Oh great. I survive being killed at the hands of a mad Israeli only to die at the hands of an equally mad Aussie.
“Been flying these things long?” I asked over the whine of the Pratt & Whitneys going through start-up.
“Got my licence about three months ago.” Riley threw me a laconic smile as he juggled the controls and the Bell made an initial half-hearted attempt to get off the ground. “Well, to be fair, I should say I got it back three months ago. Here we go then!”

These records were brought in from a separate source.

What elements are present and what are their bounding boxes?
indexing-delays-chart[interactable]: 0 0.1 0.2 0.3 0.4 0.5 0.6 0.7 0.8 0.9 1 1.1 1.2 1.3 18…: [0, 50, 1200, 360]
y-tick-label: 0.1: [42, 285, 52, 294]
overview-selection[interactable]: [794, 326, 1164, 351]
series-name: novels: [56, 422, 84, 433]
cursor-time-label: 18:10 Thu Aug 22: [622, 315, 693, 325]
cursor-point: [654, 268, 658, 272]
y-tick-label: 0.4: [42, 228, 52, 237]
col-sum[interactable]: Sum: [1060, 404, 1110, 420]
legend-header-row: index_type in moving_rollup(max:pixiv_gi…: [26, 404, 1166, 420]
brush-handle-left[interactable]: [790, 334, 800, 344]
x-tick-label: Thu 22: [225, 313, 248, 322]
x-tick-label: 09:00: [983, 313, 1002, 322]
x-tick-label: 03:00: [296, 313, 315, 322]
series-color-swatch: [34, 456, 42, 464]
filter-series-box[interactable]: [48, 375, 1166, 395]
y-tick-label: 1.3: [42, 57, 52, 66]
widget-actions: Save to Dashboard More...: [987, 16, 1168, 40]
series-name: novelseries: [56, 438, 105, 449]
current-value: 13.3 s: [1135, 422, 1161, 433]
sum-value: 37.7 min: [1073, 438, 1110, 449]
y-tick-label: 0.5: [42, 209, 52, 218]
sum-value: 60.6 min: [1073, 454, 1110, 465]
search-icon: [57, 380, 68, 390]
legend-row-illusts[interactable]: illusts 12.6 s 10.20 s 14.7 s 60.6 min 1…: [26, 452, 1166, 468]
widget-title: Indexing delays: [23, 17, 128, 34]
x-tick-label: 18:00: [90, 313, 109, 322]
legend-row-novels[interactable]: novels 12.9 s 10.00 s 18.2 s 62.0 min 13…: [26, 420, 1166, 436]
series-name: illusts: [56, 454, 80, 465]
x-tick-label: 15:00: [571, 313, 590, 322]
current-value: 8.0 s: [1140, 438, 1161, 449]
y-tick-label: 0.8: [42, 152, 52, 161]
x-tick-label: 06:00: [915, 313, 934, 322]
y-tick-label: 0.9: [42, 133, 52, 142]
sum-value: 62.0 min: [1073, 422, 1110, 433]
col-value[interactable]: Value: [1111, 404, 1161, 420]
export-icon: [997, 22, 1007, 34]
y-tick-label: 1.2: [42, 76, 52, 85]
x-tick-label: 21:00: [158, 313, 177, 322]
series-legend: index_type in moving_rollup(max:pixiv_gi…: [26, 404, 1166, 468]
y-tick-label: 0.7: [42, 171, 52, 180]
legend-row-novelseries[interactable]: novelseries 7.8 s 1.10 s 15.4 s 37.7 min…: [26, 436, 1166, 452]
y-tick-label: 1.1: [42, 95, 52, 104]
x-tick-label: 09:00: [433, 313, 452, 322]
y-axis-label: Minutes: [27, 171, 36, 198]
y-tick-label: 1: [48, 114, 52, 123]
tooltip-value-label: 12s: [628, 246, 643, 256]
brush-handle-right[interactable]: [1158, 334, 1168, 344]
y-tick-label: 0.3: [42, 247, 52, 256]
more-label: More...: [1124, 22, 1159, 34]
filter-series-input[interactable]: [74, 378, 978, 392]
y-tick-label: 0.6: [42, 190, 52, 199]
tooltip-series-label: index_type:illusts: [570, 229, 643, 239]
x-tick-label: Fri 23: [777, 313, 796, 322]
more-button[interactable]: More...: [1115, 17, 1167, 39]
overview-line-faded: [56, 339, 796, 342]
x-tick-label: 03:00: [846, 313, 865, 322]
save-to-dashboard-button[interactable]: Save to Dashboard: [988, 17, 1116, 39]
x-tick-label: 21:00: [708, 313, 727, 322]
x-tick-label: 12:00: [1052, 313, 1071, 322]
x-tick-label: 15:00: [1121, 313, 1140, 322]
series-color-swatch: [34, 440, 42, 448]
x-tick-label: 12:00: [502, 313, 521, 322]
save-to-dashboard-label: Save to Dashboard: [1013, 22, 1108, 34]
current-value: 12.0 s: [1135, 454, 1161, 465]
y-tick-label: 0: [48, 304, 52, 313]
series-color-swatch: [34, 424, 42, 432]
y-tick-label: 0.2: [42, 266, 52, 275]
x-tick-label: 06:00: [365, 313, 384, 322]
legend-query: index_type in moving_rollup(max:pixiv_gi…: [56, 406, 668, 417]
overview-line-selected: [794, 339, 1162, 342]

And with that he rammed the aircraft upward like an express elevator. We yawed drunkenly sideways as we rose, our downdraft flattening the wide grass runoff that bordered the service road. That was probably one of the reasons it was there.
Riley caught me gripping the bottom of my seat in reflex and didn’t so much laugh as guffaw. The action that brought on a fit of coughing that made the Bell twitch in response to his hands.
“Relax, Charlie,” he said when he could speak again. “It’s like riding a bike. You don’t really forget how to do it.”
“Easy for you to say,” I shot back. “Last time I was up in one of these damn things, we crashed.”
“Hey, me too!” he said. “How about that?”
I was beginning to get the creeping sensation I was being taken for a ride in more ways than one but I didn’t call him on it. I’d been through worse hazing, that was for sure. Better to let him have his fun and get it over with early.
Instead I adjusted the boom mic from my headset and asked, “So when did you R&R guys get in?”
“We set down inside about eight hours of the initial quake. Been working round the clock since then, more or less. She’s a monster.”
From the way he was slouched in his seat I realised he’d long ago adapted his wiry frame to the most comfortable position so he could keep to the schedule. Either that or all the scar tissue was twisting his body out of shape.